The last few legislative sessions, Iowa Republican lawmakers have called for rooting out politics from classrooms. Now, the Department of Education is trying to inject its opinions into the science classroom.
Ironic, don’t you think?
What can we do?
The public comment period for the science standards is ongoing until February 3. But the survey provided for input reminds me of a political push poll. (A push poll is a survey where the objective is to sway voters using manipulative questions.)
I chose to write my responses in the survey, instead of the option of “providing more detailed feedback regarding specific standards,” simply because that option is difficult to maneuver and even more difficult to read. I would suggest clearly writing in the space provided in each question, your objection to the standards written by the Department of Education. That is how I completed the survey. I urge you to do the same.
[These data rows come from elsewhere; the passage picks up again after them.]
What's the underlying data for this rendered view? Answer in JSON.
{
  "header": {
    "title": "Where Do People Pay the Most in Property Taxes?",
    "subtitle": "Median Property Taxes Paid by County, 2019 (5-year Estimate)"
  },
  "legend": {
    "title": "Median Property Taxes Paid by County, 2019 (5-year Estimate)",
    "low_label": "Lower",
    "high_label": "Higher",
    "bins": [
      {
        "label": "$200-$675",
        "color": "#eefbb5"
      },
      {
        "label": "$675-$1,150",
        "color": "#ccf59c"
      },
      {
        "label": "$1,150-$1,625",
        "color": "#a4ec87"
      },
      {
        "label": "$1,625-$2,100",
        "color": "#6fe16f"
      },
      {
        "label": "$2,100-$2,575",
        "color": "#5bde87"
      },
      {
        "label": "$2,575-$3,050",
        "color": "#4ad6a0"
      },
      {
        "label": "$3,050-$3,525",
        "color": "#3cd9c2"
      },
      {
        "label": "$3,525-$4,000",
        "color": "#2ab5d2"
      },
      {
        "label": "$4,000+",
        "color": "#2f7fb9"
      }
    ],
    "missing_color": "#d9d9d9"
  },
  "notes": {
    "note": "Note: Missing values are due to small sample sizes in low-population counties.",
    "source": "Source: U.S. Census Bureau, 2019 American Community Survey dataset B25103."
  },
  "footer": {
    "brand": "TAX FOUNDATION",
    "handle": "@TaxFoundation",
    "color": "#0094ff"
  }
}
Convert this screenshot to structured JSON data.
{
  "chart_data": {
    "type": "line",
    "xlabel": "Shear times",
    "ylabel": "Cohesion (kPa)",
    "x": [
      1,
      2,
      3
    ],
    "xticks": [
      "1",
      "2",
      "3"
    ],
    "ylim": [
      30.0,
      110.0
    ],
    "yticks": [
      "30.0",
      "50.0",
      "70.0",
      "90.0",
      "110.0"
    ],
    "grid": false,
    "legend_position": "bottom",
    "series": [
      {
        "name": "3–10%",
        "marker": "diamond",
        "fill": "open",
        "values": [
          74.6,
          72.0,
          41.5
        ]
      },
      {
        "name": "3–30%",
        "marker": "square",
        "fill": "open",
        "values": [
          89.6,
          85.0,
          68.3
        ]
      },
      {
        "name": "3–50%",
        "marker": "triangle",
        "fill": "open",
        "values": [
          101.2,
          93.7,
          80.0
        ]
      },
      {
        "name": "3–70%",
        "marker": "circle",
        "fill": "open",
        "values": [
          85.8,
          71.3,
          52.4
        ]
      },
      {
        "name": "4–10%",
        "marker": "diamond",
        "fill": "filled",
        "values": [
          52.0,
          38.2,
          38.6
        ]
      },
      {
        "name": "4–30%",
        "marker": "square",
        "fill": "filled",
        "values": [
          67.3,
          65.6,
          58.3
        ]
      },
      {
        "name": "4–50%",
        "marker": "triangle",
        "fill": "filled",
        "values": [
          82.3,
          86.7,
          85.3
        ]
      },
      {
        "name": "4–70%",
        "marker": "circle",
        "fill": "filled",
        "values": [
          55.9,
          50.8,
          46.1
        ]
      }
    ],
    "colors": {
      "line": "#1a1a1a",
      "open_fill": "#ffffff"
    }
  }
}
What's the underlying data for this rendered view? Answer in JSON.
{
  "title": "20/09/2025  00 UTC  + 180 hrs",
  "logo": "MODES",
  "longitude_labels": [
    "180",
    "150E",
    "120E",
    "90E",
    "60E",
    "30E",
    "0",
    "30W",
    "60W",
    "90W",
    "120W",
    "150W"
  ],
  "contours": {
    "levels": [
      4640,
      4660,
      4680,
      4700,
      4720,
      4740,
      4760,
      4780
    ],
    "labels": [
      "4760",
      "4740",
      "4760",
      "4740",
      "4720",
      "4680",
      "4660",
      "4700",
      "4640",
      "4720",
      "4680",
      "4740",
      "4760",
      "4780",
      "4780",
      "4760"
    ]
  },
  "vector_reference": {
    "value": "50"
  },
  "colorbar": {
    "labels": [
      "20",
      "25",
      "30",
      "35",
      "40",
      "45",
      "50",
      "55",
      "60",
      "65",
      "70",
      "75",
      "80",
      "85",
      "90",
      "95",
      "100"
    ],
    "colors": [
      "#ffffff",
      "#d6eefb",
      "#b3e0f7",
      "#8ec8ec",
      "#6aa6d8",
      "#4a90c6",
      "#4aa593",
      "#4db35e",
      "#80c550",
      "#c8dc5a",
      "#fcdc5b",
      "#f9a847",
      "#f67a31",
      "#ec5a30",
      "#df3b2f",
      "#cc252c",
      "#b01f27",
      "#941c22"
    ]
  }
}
https://educate.iowa.gov/headline-story/2025-01-03/public-comment-period-opens-state-science-standards
At legislative forums, we need to ask state lawmakers if they support anonymous agency personnel making unilateral changes, overriding a committee of 37 science educators.
If these changes stand as revised, teachers need to continue teaching the truth. The standards are guidelines, and teachers should continue to teach what research strongly shows.
I respect differing opinions. My hobby is writing editorials, so I’m certainly not shy about sharing mine. But we shouldn’t be deceived by opinion masquerading as fact, especially in the science classroom.